Hey everyone. I'll apologize in advance for the length of this post, and any grammatical errors since I'm using voice to text.
To get this out of the way I reset last night. Moving on.
A lot of things have begun to come together for me in the last few days. I'm always surprised. Sometime like this exist in life where things that made no sense or didn't add up just suddenly start to come together to form some pretty big Revelations.
I was listening to an episode of the new man podcast yesterday and one of the biggest messages was this idea that men tend to put themselves into something of a self-fulfilling prophecy. We get uncomfortable in our relationships oh, so we find comfort in a distraction, whether it's a good one like exercise or sports or reading, or a not-so-healthy one like drinking having an affair, working too much, or pornography use. Since when you feel better when we're doing those things away from our significant other, we determined that the significant other must be the source of the problem.

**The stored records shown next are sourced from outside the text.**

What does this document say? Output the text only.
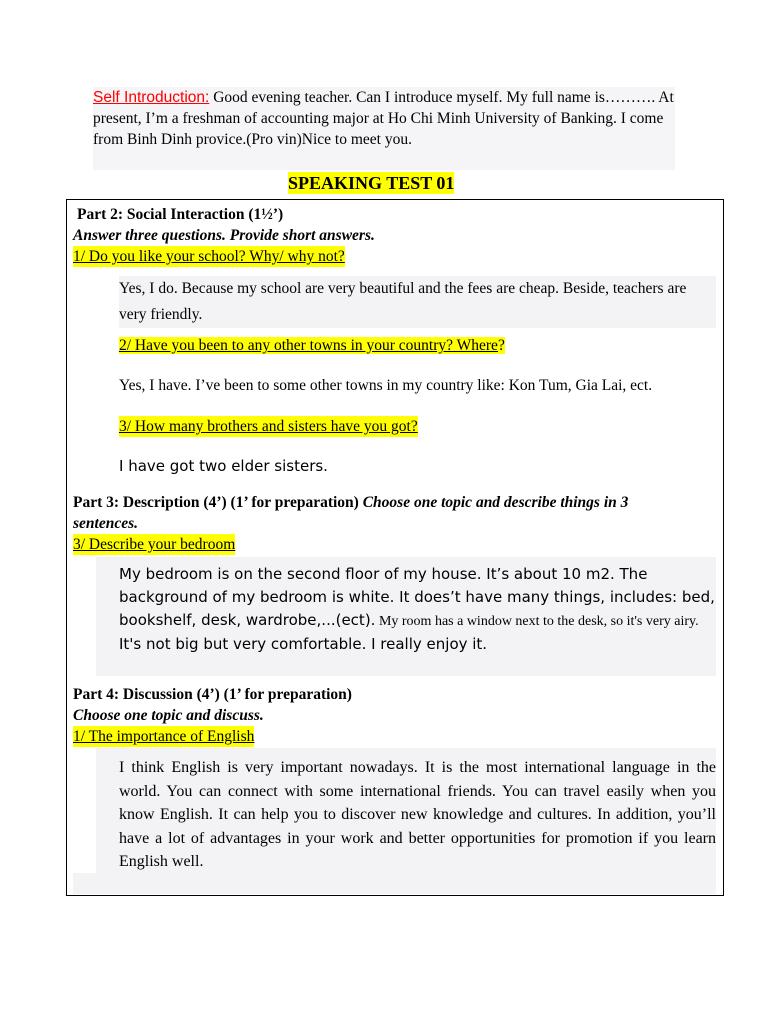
Self Introduction: Good evening teacher. Can I introduce myself. My full name is………. At present, I’m a freshman of accounting major at Ho Chi Minh University of Banking. I come from Binh Dinh provice.(Pro vin)Nice to meet you.
SPEAKING TEST 01
Part 2: Social Interaction (1½’)
Answer three questions. Provide short answers.
1/ Do you like your school? Why/ why not?
Yes, I do. Because my school are very beautiful and the fees are cheap. Beside, teachers are very friendly.
2/ Have you been to any other towns in your country? Where?
Yes, I have. I’ve been to some other towns in my country like: Kon Tum, Gia Lai, ect.
3/ How many brothers and sisters have you got?
I have got two elder sisters.
Part 3: Description (4’) (1’ for preparation) Choose one topic and describe things in 3
sentences.
3/ Describe your bedroom
My bedroom is on the second floor of my house. It’s about 10 m2. The background of my bedroom is white. It does’t have many things, includes: bed, bookshelf, desk, wardrobe,...(ect). My room has a window next to the desk, so it's very airy. It's not big but very comfortable. I really enjoy it.
Part 4: Discussion (4’) (1’ for preparation)
Choose one topic and discuss.
1/ The importance of English
I think English is very important nowadays. It is the most international language in the world. You can connect with some international friends. You can travel easily when you know English. It can help you to discover new knowledge and cultures. In addition, you’ll have a lot of advantages in your work and better opportunities for promotion if you learn English well.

In actuality, what it means for us to do that is that we're putting ourselves in the position of being a victim. our problems are really somebody else is doing, and therefore it's going to take somebody else to solve them. We're making the choice to make ourselves powerless.

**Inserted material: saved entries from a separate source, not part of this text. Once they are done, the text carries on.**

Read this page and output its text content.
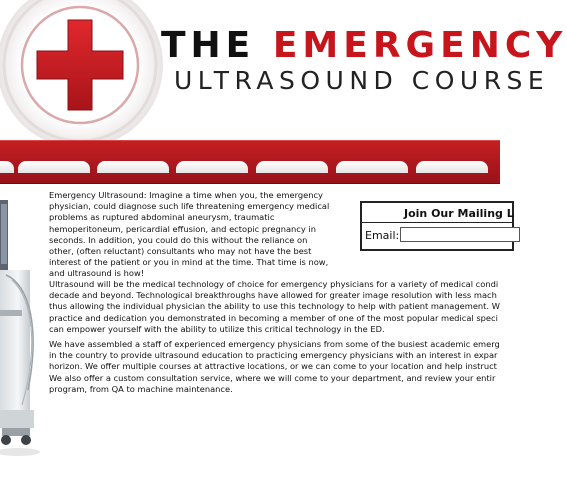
THE EMERGENCY
ULTRASOUND COURSE

Emergency Ultrasound: Imagine a time when you, the emergency physician, could diagnose such life threatening emergency medical problems as ruptured abdominal aneurysm, traumatic hemoperitoneum, pericardial effusion, and ectopic pregnancy in seconds. In addition, you could do this without the reliance on other, (often reluctant) consultants who may not have the best interest of the patient or you in mind at the time. That time is now, and ultrasound is how!

Ultrasound will be the medical technology of choice for emergency physicians for a variety of medical condi
decade and beyond. Technological breakthroughs have allowed for greater image resolution with less mach
thus allowing the individual physician the ability to use this technology to help with patient management. W
practice and dedication you demonstrated in becoming a member of one of the most popular medical speci
can empower yourself with the ability to utilize this critical technology in the ED.

We have assembled a staff of experienced emergency physicians from some of the busiest academic emerg
in the country to provide ultrasound education to practicing emergency physicians with an interest in expar
horizon. We offer multiple courses at attractive locations, or we can come to your location and help instruct
We also offer a custom consultation service, where we will come to your department, and review your entir
program, from QA to machine maintenance.

Join Our Mailing L
Email:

another point they made, was that men tend to put everything on their significant other. We expect them, within the norms of a heterosexual relationship, to be our emotional support, to bear and bear responsibility for our children, to work, in most cases to keep the house. It's no wonder why they don't want to f*** anymore. What we should consider doing, and I believe this to be true, is to put on our significant others only the thing is that only they can fulfill in our life. The rest of it, we need to find a productive outlet for. they suggest, and again I agree with, finding a group of like-minded men to spend time with on a regular basis. A group that, in the words of brene brown, "has your back. No, I mean really has your back".
I found this to be true looking back. My friends and I would do an annual guys weekend where we spent a few days at a buddy's cabin eating, sleeping, drinking, bullshiting, and generally doing the modern version of beating drums in the woods. we've been skiing together and we've been to Vegas together. when I returned from all of those places I am happier, more confident, more balanced, and a much nicer person to be around.

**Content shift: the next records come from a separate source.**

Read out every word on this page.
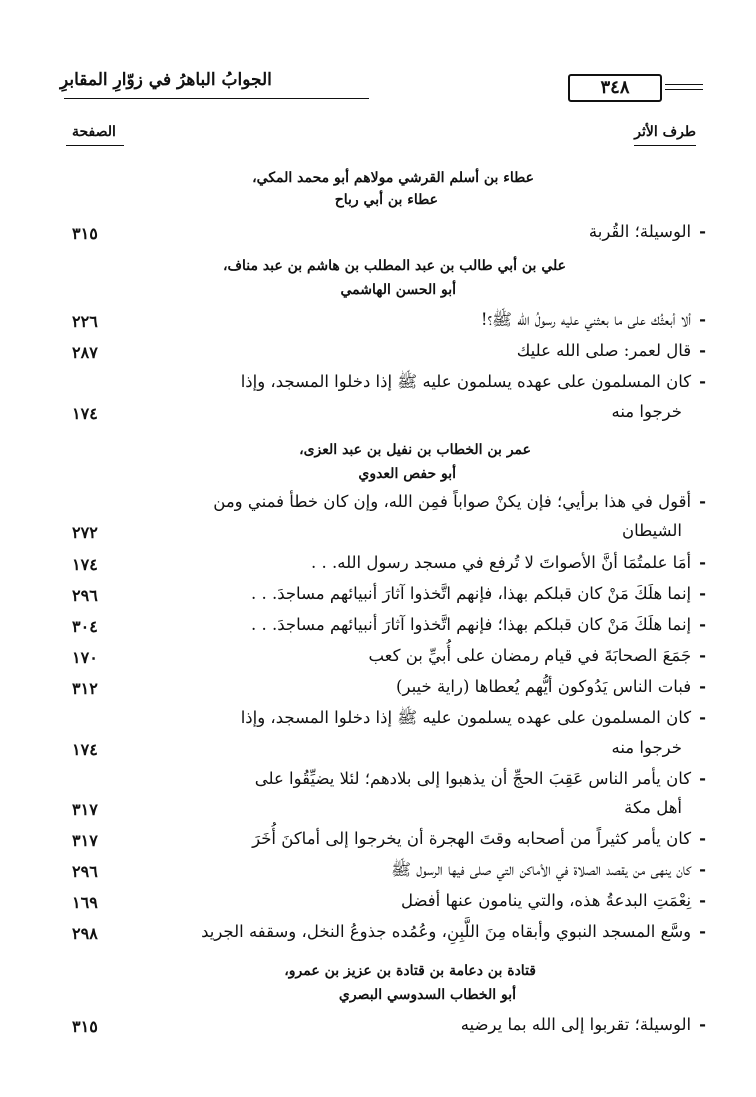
الجوابُ الباهرُ في زوّارِ المقابرِ	٣٤٨
طرف الأثر
الصفحة
عطاء بن أسلم القرشي مولاهم أبو محمد المكي،
عطاء بن أبي رباح
-الوسيلة؛ القُربة
٣١٥
علي بن أبي طالب بن عبد المطلب بن هاشم بن عبد مناف،
أبو الحسن الهاشمي
-ألا أبعثُك على ما بعثني عليه رسولُ الله ﷺ؟!
٢٢٦
-قال لعمر: صلى الله عليك
٢٨٧
-كان المسلمون على عهده يسلمون عليه ﷺ إذا دخلوا المسجد، وإذا
خرجوا منه
١٧٤
عمر بن الخطاب بن نفيل بن عبد العزى،
أبو حفص العدوي
-أقول في هذا برأيي؛ فإن يكنْ صواباً فمِن الله، وإن كان خطأ فمني ومن
الشيطان
٢٧٢
-أمَا علمتُمَا أنَّ الأصواتَ لا تُرفع في مسجد رسول الله. . .
١٧٤
-إنما هلَكَ مَنْ كان قبلكم بهذا، فإنهم اتَّخذوا آثارَ أنبيائهم مساجدَ. . .
٢٩٦
-إنما هلَكَ مَنْ كان قبلكم بهذا؛ فإنهم اتَّخذوا آثارَ أنبيائهم مساجدَ. . .
٣٠٤
-جَمَعَ الصحابَةَ في قيام رمضان على أُبيِّ بن كعب
١٧٠
-فبات الناس يَدُوكون أيُّهم يُعطاها (راية خيبر)
٣١٢
-كان المسلمون على عهده يسلمون عليه ﷺ إذا دخلوا المسجد، وإذا
خرجوا منه
١٧٤
-كان يأمر الناس عَقِبَ الحجِّ أن يذهبوا إلى بلادهم؛ لئلا يضيِّقُوا على
أهل مكة
٣١٧
-كان يأمر كثيراً من أصحابه وقتَ الهجرة أن يخرجوا إلى أماكنَ أُخَرَ
٣١٧
-كان ينهى من يقصد الصلاة في الأماكن التي صلى فيها الرسول ﷺ
٢٩٦
-نِعْمَتِ البدعةُ هذه، والتي ينامون عنها أفضل
١٦٩
-وسَّع المسجد النبوي وأبقاه مِنَ اللَّبِنِ، وعُمُده جذوعُ النخل، وسقفه الجريد
٢٩٨
قتادة بن دعامة بن قتادة بن عزيز بن عمرو،
أبو الخطاب السدوسي البصري
-الوسيلة؛ تقربوا إلى الله بما يرضيه
٣١٥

Adding all of these Revelations together, along with what I heard yesterday, I came to another conclusion. There are a lot of things that I do in a day that on the surface seem to have intrinsic value, but in reality are nothing more than me wanting to distract myself from the discomfort that has been created in my relationship, and the discomfort I have with myself. essentially distract myself from the fact that I have chosen to be a victim. Listening to public radio all the way to work and back. Even when I don't really care about the story. Even when it's pledge week. Listening to podcasts on my drive, on the treadmill, etc. They might be all about self-improvement, I'm taking in the information doesn't do any good if you never actually do the work. Keeping up with the news constantly. I told myself I need to do it for my job, and while I need to have a general understanding of what's going on in the world, and in finance specifically, my email at work will tell me everything I need to know on a daily basis. Being well-read? No doubt reading is very valuable, and being well-read can provide good qualities in your life. But again when all you're doing is reading, especially when a lot of it is either self-improvement or business improvement, and you never actually take the time to absorb and do the work, all you're doing is escaping. of course, without question, drinking, porn, and smoking, all fall into this category come up but even worse they don't have any actual benefits to me.
This incredibly long-winded post is my way of saying this:
I'm starting a 30 day cleanse. there are lots of people in the world who have done the whole30 challenge around eating. My whole 30 challenge is going to be to be present in my whole life for 30 days. This means no porn, no smoking, having only one drink in a setting, not checking the news throughout the day, unblocking off my commute time for self-reflection, journaling via voice, and checking in here.
My workouts, especially my cardio where I get incredibly bored, are the one place I will allow myself to listen to a podcast.